I’ve taken a swig of cooking wine. I can’t imagine any human being, no matter how much they were jonesing for an alcoholic bite, could drink that in any amount that would give them a buzz. I see vanilla extract and mouthwash before I can see someone trying to down enough cooking wine to get them hammered.

The chili wouldn’t have been an issue; even if the alcohol hadn’t cooked off, the amount he would have ingested would have been negligible, and metabolized almost immediately.

As for Antabuse, even the alcohol in a spoonful of an OTC cough syrup can make a person terribly sick, so that would have been a “when in doubt, leave it out” kind of thing, were you to make that recipe again.

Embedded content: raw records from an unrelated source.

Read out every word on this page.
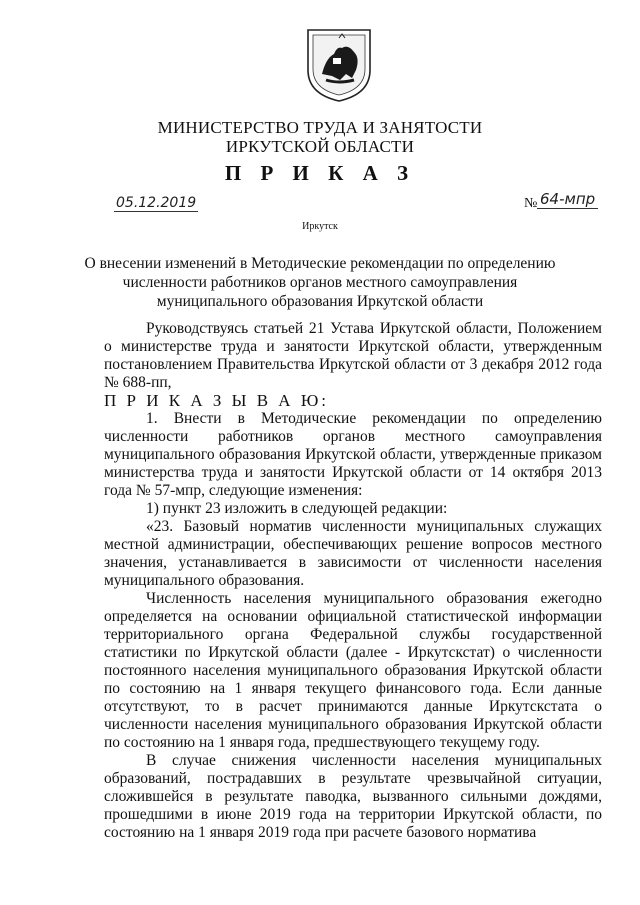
МИНИСТЕРСТВО ТРУДА И ЗАНЯТОСТИ
ИРКУТСКОЙ ОБЛАСТИ
П Р И К А З
05.12.2019	№ 64-мпр
Иркутск
О внесении изменений в Методические рекомендации по определению
численности работников органов местного самоуправления
муниципального образования Иркутской области

Руководствуясь статьей 21 Устава Иркутской области, Положением о министерстве труда и занятости Иркутской области, утвержденным постановлением Правительства Иркутской области от 3 декабря 2012 года № 688-пп,

П Р И К А З Ы В А Ю:

1. Внести в Методические рекомендации по определению численности работников органов местного самоуправления муниципального образования Иркутской области, утвержденные приказом министерства труда и занятости Иркутской области от 14 октября 2013 года № 57-мпр, следующие изменения:

1) пункт 23 изложить в следующей редакции:

«23. Базовый норматив численности муниципальных служащих местной администрации, обеспечивающих решение вопросов местного значения, устанавливается в зависимости от численности населения муниципального образования.

Численность населения муниципального образования ежегодно определяется на основании официальной статистической информации территориального органа Федеральной службы государственной статистики по Иркутской области (далее - Иркутскстат) о численности постоянного населения муниципального образования Иркутской области по состоянию на 1 января текущего финансового года. Если данные отсутствуют, то в расчет принимаются данные Иркутскстата о численности населения муниципального образования Иркутской области по состоянию на 1 января года, предшествующего текущему году.

В случае снижения численности населения муниципальных образований, пострадавших в результате чрезвычайной ситуации, сложившейся в результате паводка, вызванного сильными дождями, прошедшими в июне 2019 года на территории Иркутской области, по состоянию на 1 января 2019 года при расчете базового норматива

You can’t leave out a third of the recipe (basically) without it being a different recipe. I would just make a whole different dish. But on the other hand isn’t alcohol that has cooked for hours not really alcohol any more? That’s what I don’t know.

Maybe this is what wineries do with the batches that go a bit off, but not far enough off to transform into vinegar?

Consider that a lot of folks ask for mercy at sentencing time due to suffering from an addictive disease, which led them to impaired judgment/diminished capacity. So it’s not at all unusual for probation/parole boards to make abstinence a condition of their release on probation. Or for sentencing judges to do the same.

It would also depend on how the order was written. And she may not have violated it. Did she consume the alcohol, would taking a bite or two of chicken cooked in a little wine count? I doubt it. The court order may have prohibited her from keeping alcohol at home or purchasing alcohol but she didn’t do that. She’s not cooking in her home kitchen, she’s in a studio somewhere. She’s at work, she’s performing.

But it would all depend on how the order was phrased. If she pours some wine into a pan while she’s at work as part of her job…she doesn’t own the alcohol and she’s not consuming it.

I’m sorry I don’t have a more precise cite, but I read an article (probably in Cooks Illustrated) that alcohol does NOT fully cook off, even in stews. It’s obviously not enough to get anyone even tipsy unless maybe you ate the entire pot of stew, but I don’t know how sensitive Antabuse is.

I know that people in AA often don’t eat foods cooked with alcohol even if they think it has “cooked off” because it’s a potential first step onto a slippery slope.

Possession of hand sanitizer?

Never seen that prohibited in a court order.

You are correct. Unless you cook it bone dry there will always be some alcohol left.

Here’s some cites:


https://www.oasas.ny.gov/admed/fyi/fyi-cooking.cfm
And a pdf from USDA:

concludes that 4-85% of the alcohol is retained after cooking.